Research

Our Focus:

Much of the research we do in the lab focuses on better understanding two phenomena. First, we investigate instrumental harm – or harmful behavior designed to achieve some kind of goal. Instrumental harm is ubiquitous in human interaction: We punish others to get them to change, we make moral tradeoffs that require harming some individuals to help others, we make decisions about allocating resources, often in ways that may seem unfair to some but might be advantageous to ourselves or others, we ask individuals to pay heavy personal costs to provide benefits for the greater good. In our lab, we seek to understand the mental processes that drive such behavior, how we perceive others who engage in instrumental harm, and how those perceptions affect how we interact with them. 
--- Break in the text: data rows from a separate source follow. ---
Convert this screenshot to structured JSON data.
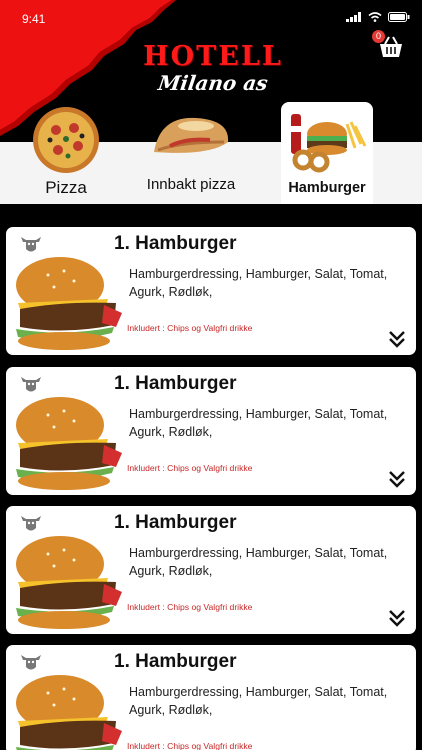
{
  "status_bar": {
    "time": "9:41"
  },
  "brand": {
    "line1": "HOTELL",
    "line2": "Milano as"
  },
  "cart": {
    "count": "0"
  },
  "categories": [
    {
      "label": "Pizza",
      "active": false
    },
    {
      "label": "Innbakt pizza",
      "active": false
    },
    {
      "label": "Hamburger",
      "active": true
    }
  ],
  "items": [
    {
      "title": "1. Hamburger",
      "description": "Hamburgerdressing, Hamburger, Salat, Tomat, Agurk, Rødløk,",
      "included": "Inkludert : Chips og Valgfri drikke"
    },
    {
      "title": "1. Hamburger",
      "description": "Hamburgerdressing, Hamburger, Salat, Tomat, Agurk, Rødløk,",
      "included": "Inkludert : Chips og Valgfri drikke"
    },
    {
      "title": "1. Hamburger",
      "description": "Hamburgerdressing, Hamburger, Salat, Tomat, Agurk, Rødløk,",
      "included": "Inkludert : Chips og Valgfri drikke"
    },
    {
      "title": "1. Hamburger",
      "description": "Hamburgerdressing, Hamburger, Salat, Tomat, Agurk, Rødløk,",
      "included": "Inkludert : Chips og Valgfri drikke"
    }
  ],
  "colors": {
    "brand_red": "#ff1a1a",
    "include_text": "#c62828",
    "background": "#000000"
  },
  "icons": [
    "signal-icon",
    "wifi-icon",
    "battery-icon",
    "cart-icon",
    "cow-icon",
    "double-chevron-down-icon"
  ]
}
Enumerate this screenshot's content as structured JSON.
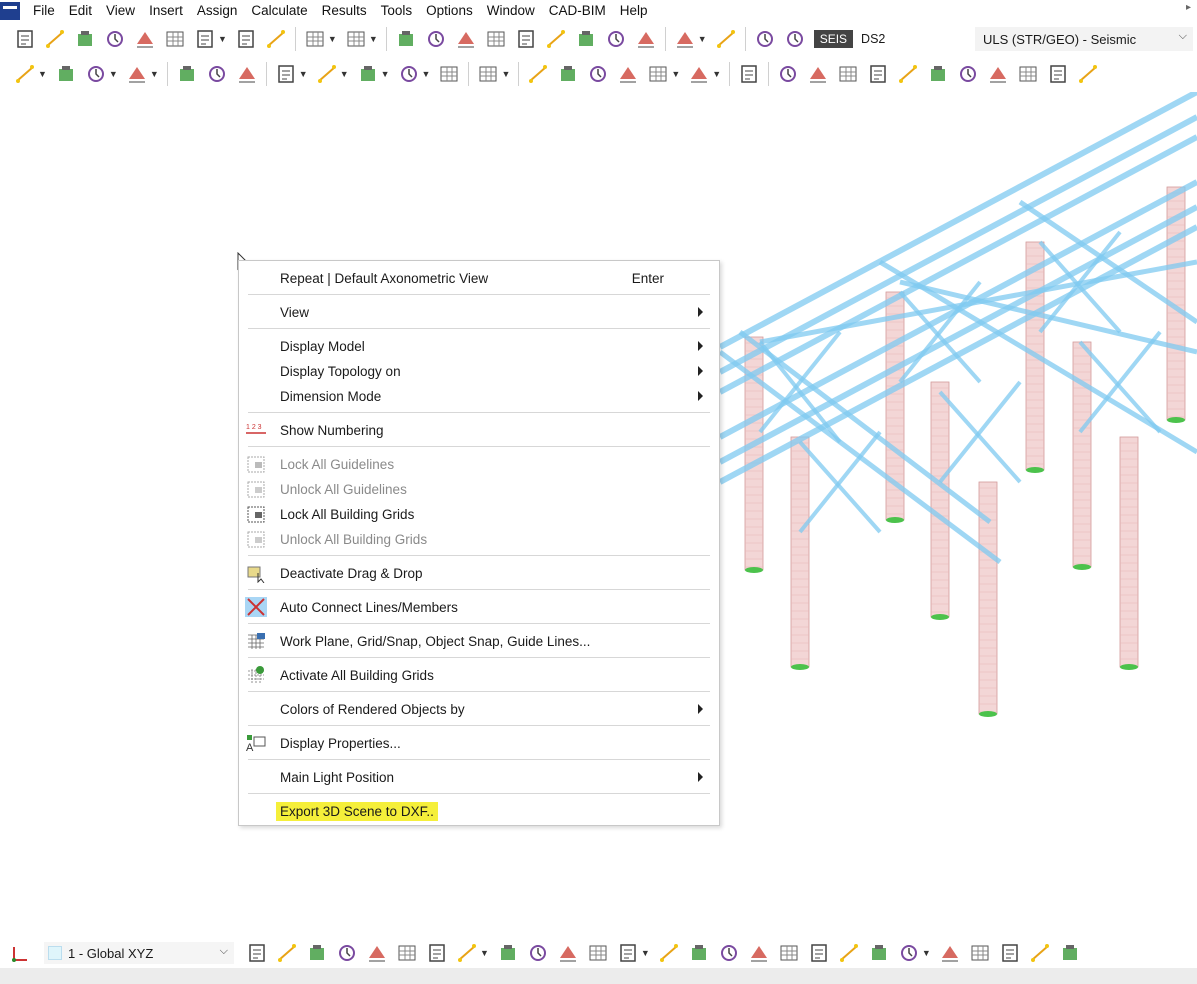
{
  "menu": {
    "items": [
      "File",
      "Edit",
      "View",
      "Insert",
      "Assign",
      "Calculate",
      "Results",
      "Tools",
      "Options",
      "Window",
      "CAD-BIM",
      "Help"
    ]
  },
  "toolbar": {
    "seis_badge": "SEIS",
    "design_situation": "DS2",
    "load_combination": "ULS (STR/GEO) - Seismic"
  },
  "context_menu": {
    "items": [
      {
        "label": "Repeat | Default Axonometric View",
        "shortcut": "Enter",
        "submenu": false,
        "disabled": false,
        "icon": ""
      },
      {
        "label": "View",
        "submenu": true,
        "disabled": false,
        "icon": ""
      },
      {
        "label": "Display Model",
        "submenu": true,
        "disabled": false,
        "icon": ""
      },
      {
        "label": "Display Topology on",
        "submenu": true,
        "disabled": false,
        "icon": ""
      },
      {
        "label": "Dimension Mode",
        "submenu": true,
        "disabled": false,
        "icon": ""
      },
      {
        "label": "Show Numbering",
        "submenu": false,
        "disabled": false,
        "icon": "numbering-icon"
      },
      {
        "label": "Lock All Guidelines",
        "submenu": false,
        "disabled": true,
        "icon": "lock-guidelines-icon"
      },
      {
        "label": "Unlock All Guidelines",
        "submenu": false,
        "disabled": true,
        "icon": "unlock-guidelines-icon"
      },
      {
        "label": "Lock All Building Grids",
        "submenu": false,
        "disabled": false,
        "icon": "lock-grids-icon"
      },
      {
        "label": "Unlock All Building Grids",
        "submenu": false,
        "disabled": true,
        "icon": "unlock-grids-icon"
      },
      {
        "label": "Deactivate Drag & Drop",
        "submenu": false,
        "disabled": false,
        "icon": "drag-drop-icon"
      },
      {
        "label": "Auto Connect Lines/Members",
        "submenu": false,
        "disabled": false,
        "icon": "auto-connect-icon"
      },
      {
        "label": "Work Plane, Grid/Snap, Object Snap, Guide Lines...",
        "submenu": false,
        "disabled": false,
        "icon": "work-plane-icon"
      },
      {
        "label": "Activate All Building Grids",
        "submenu": false,
        "disabled": false,
        "icon": "activate-grids-icon"
      },
      {
        "label": "Colors of Rendered Objects by",
        "submenu": true,
        "disabled": false,
        "icon": ""
      },
      {
        "label": "Display Properties...",
        "submenu": false,
        "disabled": false,
        "icon": "display-properties-icon"
      },
      {
        "label": "Main Light Position",
        "submenu": true,
        "disabled": false,
        "icon": ""
      },
      {
        "label": "Export 3D Scene to DXF..",
        "submenu": false,
        "disabled": false,
        "icon": "",
        "highlighted": true
      }
    ]
  },
  "bottom": {
    "coordinate_system": "1 - Global XYZ"
  },
  "colors": {
    "member_blue": "#7fcaf0",
    "column_fill": "#f3d6d6",
    "support_green": "#4cc24c",
    "highlight": "#f5ef3a"
  }
}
We also investigate how hypothetical thought is instantiated in the brain. Humans entertain non-actual states of the world almost constantly throughout our days. We imagine both immediate and distant futures, we reflect on ways the past could have gone but didn’t, we envision eating different meals when trying to decide what to have for dinner, we read stories and watch movies we know are not true. Despite the pervasiveness of such thought and its central role in so many of the most important decisions we make, we know almost nothing about what happens in our brains when we are thinking about the world beyond the here and now. We use functional neuroimaging and behavioral research to shed light on this question.